Odd behaviour of Set, HashSet

Dear friends,
I’m reading Object Equality chapter of martin’s book. there we read:

Note that the collection in the example here is a HashSet . This means
elements of the collection are put in “hash buckets” determined by their hash
code. The contains test first determines a hash bucket to look in and then
compares the given elements with all elements in that bucket.

Why set1 and set2 do not have the same size 3. hashcode mehtod written to generate random
number to test above paragraph. i expect that because three object have different hashcode, all sets have 3 elements.

import scala.collection.immutable.HashSet

object SetTest extends App {

  class B(val a: Int, val b: Int) {
    override def hashCode(): Int = {
      (math.random() * 100).toInt
      //      (a, b).##

    override def equals(other: Any): Boolean = other match {
      case that: B => that.a == this.a && that.b == this.b
      case _ => false

  val b1 = new B(1, 2)
  val b2 = new B(1, 2)
  val b3 = new B(1, 2)


  var set1 = Set(b1, b2, b3)
  println(set1.size) // 1

  var set2 = HashSet(b1, b2, b3)
  println(set2.size) // 3

  import scala.collection.mutable

  val set3 = mutable.Set(b1, b2, b3)
  println(set3.size) // 3

Generating random hashCodes this way means that every time you call hashCode on an object you get a different code. That will break the sets because they can’t find the proper bucket to look things up. You also break the condition that if obj1==obj2 then obj1.hashCode==obj2.hashCode.

I’d have to look into the code to see what data structure the default immutable set is using, but the fact that b1 == b2 == b3 seems to be the likely reason that set1.size == 1.

Because Set is optimized for small elements, Set(b1, b2, b3) creates a Set1 which uses only equality not hashCode.

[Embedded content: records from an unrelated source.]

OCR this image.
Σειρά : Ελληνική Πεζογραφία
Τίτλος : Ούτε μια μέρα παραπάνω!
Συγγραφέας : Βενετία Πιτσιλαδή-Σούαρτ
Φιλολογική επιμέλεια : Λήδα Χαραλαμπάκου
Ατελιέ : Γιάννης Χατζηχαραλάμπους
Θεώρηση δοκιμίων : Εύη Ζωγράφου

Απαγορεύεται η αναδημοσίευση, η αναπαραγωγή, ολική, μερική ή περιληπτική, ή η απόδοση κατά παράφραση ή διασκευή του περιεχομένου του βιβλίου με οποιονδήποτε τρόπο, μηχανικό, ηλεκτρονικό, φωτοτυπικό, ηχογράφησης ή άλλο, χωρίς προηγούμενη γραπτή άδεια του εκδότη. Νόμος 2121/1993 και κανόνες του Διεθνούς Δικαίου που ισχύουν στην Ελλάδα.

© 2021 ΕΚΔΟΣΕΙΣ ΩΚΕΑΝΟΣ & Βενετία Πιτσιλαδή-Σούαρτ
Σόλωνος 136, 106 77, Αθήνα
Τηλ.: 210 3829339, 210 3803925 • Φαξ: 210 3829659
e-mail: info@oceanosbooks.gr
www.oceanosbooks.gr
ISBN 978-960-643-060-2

Also, note that you have unnecessary vars and since your hashCode is not deterministic you can get weird behaviors.

1 Like

that’s the point:
def contains(elem: A): Boolean =
elem == elem1 || elem == elem2 || elem == elem3

thanks man

It is actually a bit more incremental, it is like:

((Set.empty + b1) + b2) + b3

So it goes from the empty set to Set1 which then won’t add the other two elements because they are equal.

1 Like

yes i know the following rule:

If two objects are equal according to the equals method, then
calling the hashCode method on each of the two objects must
produce the same integer result.

I just want to learn the behaviour of Set deeply.

That depends on the implementation. Not all sets are hash sets. The Set(b1, b2, b3) is intended to be abstract so you don’t know exactly what type of implementation is being used. As @BalmungSan mentioned, for very small sets it is using a special implementation that simply stored the values. If you look at the code for the immutable Set (https://github.com/scala/scala/blob/v2.13.4/src/library/scala/collection/immutable/Set.scala) you will see that there are special implementations for sets of size 1-4. Beyond that, it uses a SetBuilder that includes a HashedSetBuilder for the specific implementation.

1 Like

your right.
Default implementation is HashSet for Set.

I have to admit that surprised me looking in the code for the immutable set. I would normally expect the immutable set to be something more tree-based. I guess the rule here is that if you really want to know, you go look at the source code.

Immutable HashSet is a trie which is a type of tree, so I’m not sure
what you mean?

1 Like

That makes sense. I saw the citation but didn’t go to look it up. Personally, it seems a bit odd to call something that doesn’t use a hashtable a HashSet even if it is using the hashCode method on the contents.

I see what you mean, but on the other hand a trie on the hashcode is about as close to indexing as you can get with immutable data structures with efficient add/remove.


But as a end user of Scala APIs, i want a set with 1 to n element. the implementation should be transparent from me and their behaviour should be consistent. If i do not know this tricky tip, i get into trouble as it happenned.
I know if the hashcode() had been implemented correctly, the issue would not exist. but still consistent behaviour is expected.

Well while you do have a point, in this case it doesn’t apply.

The behaviour is consistent if you follow the rules, and the rules are equality and hashCode should be consistent.
If you break the rules you cause bugs, the same will happen in Java or any other language.